Among the cuts cited at Kaiser Oakland:
- Elimination of transitional care units (TCU) where patients require close monitoring. Instead, these patients will go to general medical surgical floors where they can’t be adequately cared for because nurses have responsibility for more patients, a trend that has been occurring with intensive care unit patients as well.

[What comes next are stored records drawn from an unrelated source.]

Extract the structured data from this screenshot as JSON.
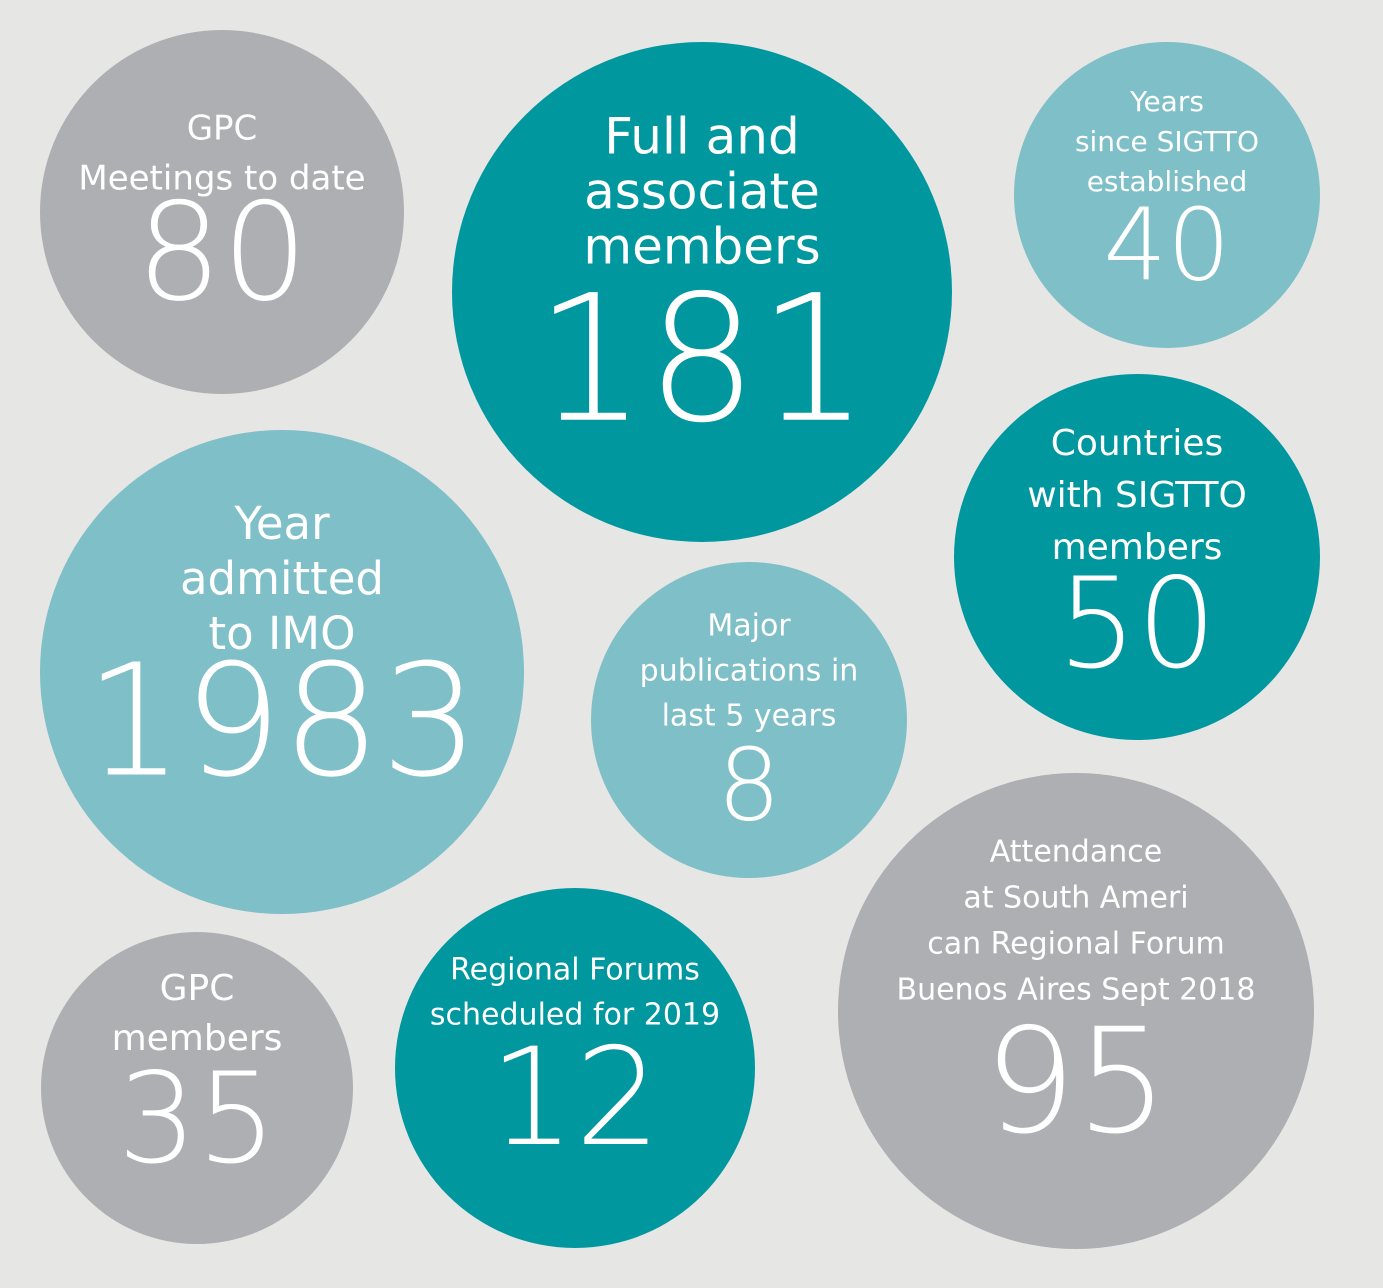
{
  "stats": [
    {
      "label": [
        "GPC",
        "Meetings to date"
      ],
      "value": 80
    },
    {
      "label": [
        "Full and",
        "associate",
        "members"
      ],
      "value": 181
    },
    {
      "label": [
        "Years",
        "since SIGTTO",
        "established"
      ],
      "value": 40
    },
    {
      "label": [
        "Countries",
        "with SIGTTO",
        "members"
      ],
      "value": 50
    },
    {
      "label": [
        "Year",
        "admitted",
        "to IMO"
      ],
      "value": 1983
    },
    {
      "label": [
        "Major",
        "publications in",
        "last 5 years"
      ],
      "value": 8
    },
    {
      "label": [
        "GPC",
        "members"
      ],
      "value": 35
    },
    {
      "label": [
        "Regional Forums",
        "scheduled for 2019"
      ],
      "value": 12
    },
    {
      "label": [
        "Attendance",
        "at South Ameri",
        "can Regional Forum",
        "Buenos Aires Sept 2018"
      ],
      "value": 95
    }
  ]
}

- RNs in the neonatal intensive care units are being assigned an unsafe number of critically ill infants from one or two at most to three.
- Women in labor now spend hours in the waiting room and in triage before they are admitted to their own rooms due to lack of available nurses.
- Longer wait times for admission to the hospital from the emergency room due to lack of available nurses to care for them.
- A plan to eliminate all heart monitor technicians whose primary responsibility is to watch for abnormalities in heart rhythms. RNs will be expected to carry phones that will display their patients’ heart rhythms, which will alarm when rhythms change. Serious safety issues have been reported in Kaiser facilities using these devices, including dropped or missing pages, resulting in missed changes in heart rhythms.